British designer and Royal College of Art graduate, Christopher Raeburn, offers a truly innovative approach to fashion design with his signature utilitarian method of using recycled military fabrics. Designing both men’s and womenswear, Raeburn manages to balance function and beauty perfectly, with a distinctly modern feel. Since 2008 Raeburn’s outside the box approach has been taking luxury fashion in a new, exciting direction, with his work being recognised by prestigious retailer Libertys and the Ethical Fashion forum, where he won the innovation competition, earning him a space at London Fashion Week.
Nicola Woods, founder of British luxury label Beautiful Soul, prides herself on using home-grown manufacturing and promoting sustainable style. Based in Notting Hill, the label has a delicate vintage aesthetic, worn by the likes of Livia Firth, Krisitn Davis and Lily Cole. The boutique also provides a bespoke service where clients can shop the ‘Kimono Collection’ for rare vintage one-of-a-kind kimonos.
NY based label Maiyet proves perfectly that a label can have strong ethical values while being able to maintain a high-end luxury aesthetic. Established in 2011, the label is quickly becoming a runway favourite for its bohemian free-spirited style and forward-thinking initiatives. You really get the sense that the creative designers are trying to evoke a lifestyle, rather than a brand. Founded by human rights lawyer Paul Van Zy, Daniel Lubetzky and Kristy Caylor, the team have worked hard to implement an ethical stance through sourcing skills from artisans in impoverished countries like Nairobi, Kenya and Peru, through partnering with non-profit organisation Nest. Using only one model for their campaigns, the striking Daria Werbowy is pretty much the face of the brand, who can be seen on Maiyet’s website posing for some breath-taking, documented style shoots.
As a new label, Annie Greenabelle has already gained a concession at Topshop, in addition to the label’s own online shop. In attempts to encourage fair trade fashion on the high-street, materials like organic certified cotton and reclaimed fabrics are used to produce sustainable clothes of a high quality. All garments are designed in house, with an aesthetic that fuses country girl and vintage styles with feminine silhouettes. If you’re a fan of polka dots, stripes and florals, look no further – this fledgling label is a certified one to watch.

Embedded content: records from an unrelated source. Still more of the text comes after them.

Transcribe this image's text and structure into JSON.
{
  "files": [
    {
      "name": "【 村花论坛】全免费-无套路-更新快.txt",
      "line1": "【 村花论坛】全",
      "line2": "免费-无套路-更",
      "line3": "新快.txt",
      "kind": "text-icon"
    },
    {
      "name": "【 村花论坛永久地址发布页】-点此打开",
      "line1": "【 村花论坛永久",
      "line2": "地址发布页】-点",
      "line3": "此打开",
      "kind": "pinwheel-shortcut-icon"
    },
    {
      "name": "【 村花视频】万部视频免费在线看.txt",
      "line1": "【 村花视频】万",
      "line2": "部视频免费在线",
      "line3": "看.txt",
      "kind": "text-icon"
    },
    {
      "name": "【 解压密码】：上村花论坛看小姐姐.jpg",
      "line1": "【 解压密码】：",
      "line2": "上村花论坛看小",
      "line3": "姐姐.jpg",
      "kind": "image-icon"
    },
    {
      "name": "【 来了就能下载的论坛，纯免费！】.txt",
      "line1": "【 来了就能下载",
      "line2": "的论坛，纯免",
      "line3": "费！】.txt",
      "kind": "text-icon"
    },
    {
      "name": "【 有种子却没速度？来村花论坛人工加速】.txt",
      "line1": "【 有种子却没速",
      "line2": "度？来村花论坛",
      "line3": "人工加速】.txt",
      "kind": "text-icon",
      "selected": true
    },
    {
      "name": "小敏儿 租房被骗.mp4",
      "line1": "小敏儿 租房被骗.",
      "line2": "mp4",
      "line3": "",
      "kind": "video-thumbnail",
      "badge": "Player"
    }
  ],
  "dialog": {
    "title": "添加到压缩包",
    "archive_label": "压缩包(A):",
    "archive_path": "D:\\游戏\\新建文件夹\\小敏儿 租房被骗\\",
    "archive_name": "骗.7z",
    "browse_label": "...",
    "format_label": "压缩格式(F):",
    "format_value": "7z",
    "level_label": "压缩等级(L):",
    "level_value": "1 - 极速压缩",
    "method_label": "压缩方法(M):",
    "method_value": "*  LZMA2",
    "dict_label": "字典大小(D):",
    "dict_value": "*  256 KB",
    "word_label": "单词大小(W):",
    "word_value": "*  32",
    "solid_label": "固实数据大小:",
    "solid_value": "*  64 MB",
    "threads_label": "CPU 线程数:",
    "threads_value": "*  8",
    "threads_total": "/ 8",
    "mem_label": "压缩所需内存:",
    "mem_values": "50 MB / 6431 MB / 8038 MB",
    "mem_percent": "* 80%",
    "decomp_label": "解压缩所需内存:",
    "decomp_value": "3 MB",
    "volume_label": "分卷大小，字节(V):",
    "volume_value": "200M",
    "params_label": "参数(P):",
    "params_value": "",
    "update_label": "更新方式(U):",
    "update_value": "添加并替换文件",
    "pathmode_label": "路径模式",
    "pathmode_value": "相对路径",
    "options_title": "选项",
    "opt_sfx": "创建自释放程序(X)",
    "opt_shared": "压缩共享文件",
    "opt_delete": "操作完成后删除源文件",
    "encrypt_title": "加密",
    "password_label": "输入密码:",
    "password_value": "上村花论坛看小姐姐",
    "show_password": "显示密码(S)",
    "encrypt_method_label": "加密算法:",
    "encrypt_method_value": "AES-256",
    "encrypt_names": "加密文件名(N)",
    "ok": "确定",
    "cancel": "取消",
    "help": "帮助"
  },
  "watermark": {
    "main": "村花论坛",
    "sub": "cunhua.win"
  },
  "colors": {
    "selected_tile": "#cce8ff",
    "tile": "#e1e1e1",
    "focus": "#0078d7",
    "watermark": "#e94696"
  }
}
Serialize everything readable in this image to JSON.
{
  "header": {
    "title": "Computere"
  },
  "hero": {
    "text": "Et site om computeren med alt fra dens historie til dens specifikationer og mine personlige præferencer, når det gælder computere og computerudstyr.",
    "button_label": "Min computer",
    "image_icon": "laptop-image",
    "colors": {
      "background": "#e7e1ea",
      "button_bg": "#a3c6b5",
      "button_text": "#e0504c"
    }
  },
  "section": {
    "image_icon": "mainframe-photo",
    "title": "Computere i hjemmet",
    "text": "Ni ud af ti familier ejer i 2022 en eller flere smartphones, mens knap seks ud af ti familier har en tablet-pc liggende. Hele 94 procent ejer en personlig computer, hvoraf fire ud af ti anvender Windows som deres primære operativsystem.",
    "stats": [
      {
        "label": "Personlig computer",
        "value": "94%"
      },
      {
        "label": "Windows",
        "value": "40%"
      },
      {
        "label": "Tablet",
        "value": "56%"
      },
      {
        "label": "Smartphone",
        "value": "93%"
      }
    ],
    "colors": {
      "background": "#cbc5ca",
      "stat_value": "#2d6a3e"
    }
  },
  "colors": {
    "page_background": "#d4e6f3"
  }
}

Launched in January 2012, British designer Bruno Pieter’s label Honest By focuses on transparency through every aspect of the manufacturing process. Pieters is heavily involved in aiding developing countries, and his online shop allows you to browse sustainable categories such as organic, vegan, recycled and even skin friendly items to, as the name suggests, encourage honesty and ethics in garment production. Oh, and if I’m honest, the clothes are pretty special too.